Reprogramming the Immune Landscape of Inflammatory Breast Cancer.

Abstract

Inflammatory breast cancer (IBC) is the most aggressive subtype of breast cancer, characterized by rapid progression, early metastasis, and profound therapeutic resistance. Despite advances in multimodal therapy, outcomes remain poor, emphasizing the need for novel treatment strategies. Increasing evidence reveals that IBC exhibits an immunosuppressive tumor microenvironment (TME), driven by interactions among tumor cells and TME components that promote immune evasion through cytokine signaling loops, immune checkpoint overexpression, and formation of tumor emboli that shield cancer cells from immune surveillance. Recent multi-omics and spatial transcriptomic studies reveal extensive immune heterogeneity, with both "immune-hot" and "immune-cold" niches influencing responses to immunotherapy. Clinical trials testing immune checkpoint inhibitors alone or combined with chemotherapy, antibody-drug conjugates, or targeted therapy show early promise but remain limited by small IBC cohorts and inconsistent diagnostic criteria.
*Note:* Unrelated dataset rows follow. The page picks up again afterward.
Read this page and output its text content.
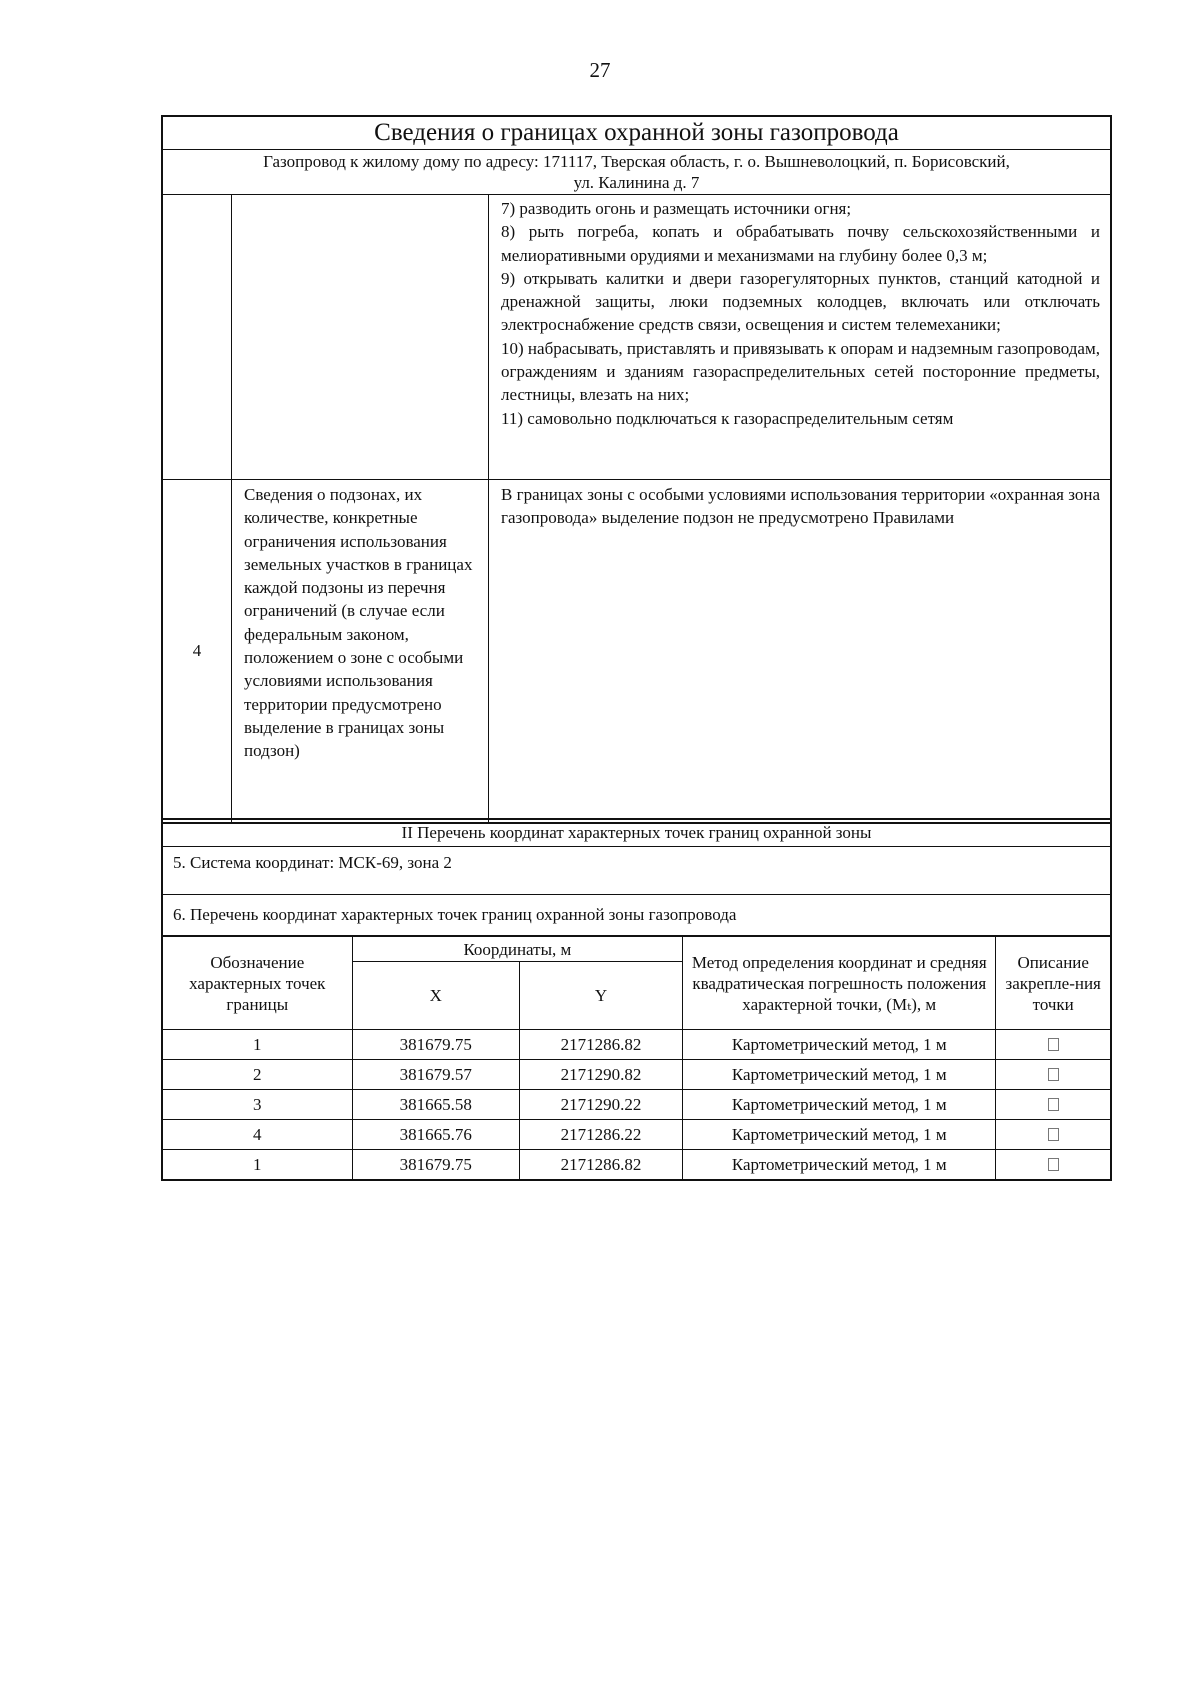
27
Сведения о границах охранной зоны газопровода		

Газопровод к жилому дому по адресу: 171117, Тверская область, г. о. Вышневолоцкий, п. Борисовский,
ул. Калинина д. 7		

		7) разводить огонь и размещать источники огня;
8) рыть погреба, копать и обрабатывать почву сельскохозяйственными и мелиоративными орудиями и механизмами на глубину более 0,3 м;
9) открывать калитки и двери газорегуляторных пунктов, станций катодной и дренажной защиты, люки подземных колодцев, включать или отключать электроснабжение средств связи, освещения и систем телемеханики;
10) набрасывать, приставлять и привязывать к опорам и надземным газопроводам, ограждениям и зданиям газораспределительных сетей посторонние предметы, лестницы, влезать на них;
11) самовольно подключаться к газораспределительным сетям

4	Сведения о подзонах, их количестве, конкретные ограничения использования земельных участков в границах каждой подзоны из перечня ограничений (в случае если федеральным законом, положением о зоне с особыми условиями использования территории предусмотрено выделение в границах зоны подзон)	В границах зоны с особыми условиями использования территории «охранная зона газопровода» выделение подзон не предусмотрено Правилами
II Перечень координат характерных точек границ охранной зоны
5. Система координат: МСК-69, зона 2
6. Перечень координат характерных точек границ охранной зоны газопровода
Обозначение характерных точек границы	Координаты, м		Метод определения координат и средняя квадратическая погрешность положения характерной точки, (Mₜ), м	Описание закрепле-ния точки
	X	Y		
1	381679.75	2171286.82	Картометрический метод, 1 м	
2	381679.57	2171290.82	Картометрический метод, 1 м	
3	381665.58	2171290.22	Картометрический метод, 1 м	
4	381665.76	2171286.22	Картометрический метод, 1 м	
1	381679.75	2171286.82	Картометрический метод, 1 м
Integrating immune biomarkers, including PD-L1 expression, tumor mutational burden, T-cell clonality, and spatial immune signatures, may improve patient stratification and therapeutic precision. This review summarizes mechanistic and clinical insights defining IBC immunobiology, highlights barriers to durable immune activation, and outlines strategies to reprogram the TME toward an immunoactive state. Advancing combination immunotherapy and adaptive clinical trial designs through global collaboration will be essential to improve outcomes for IBC patients.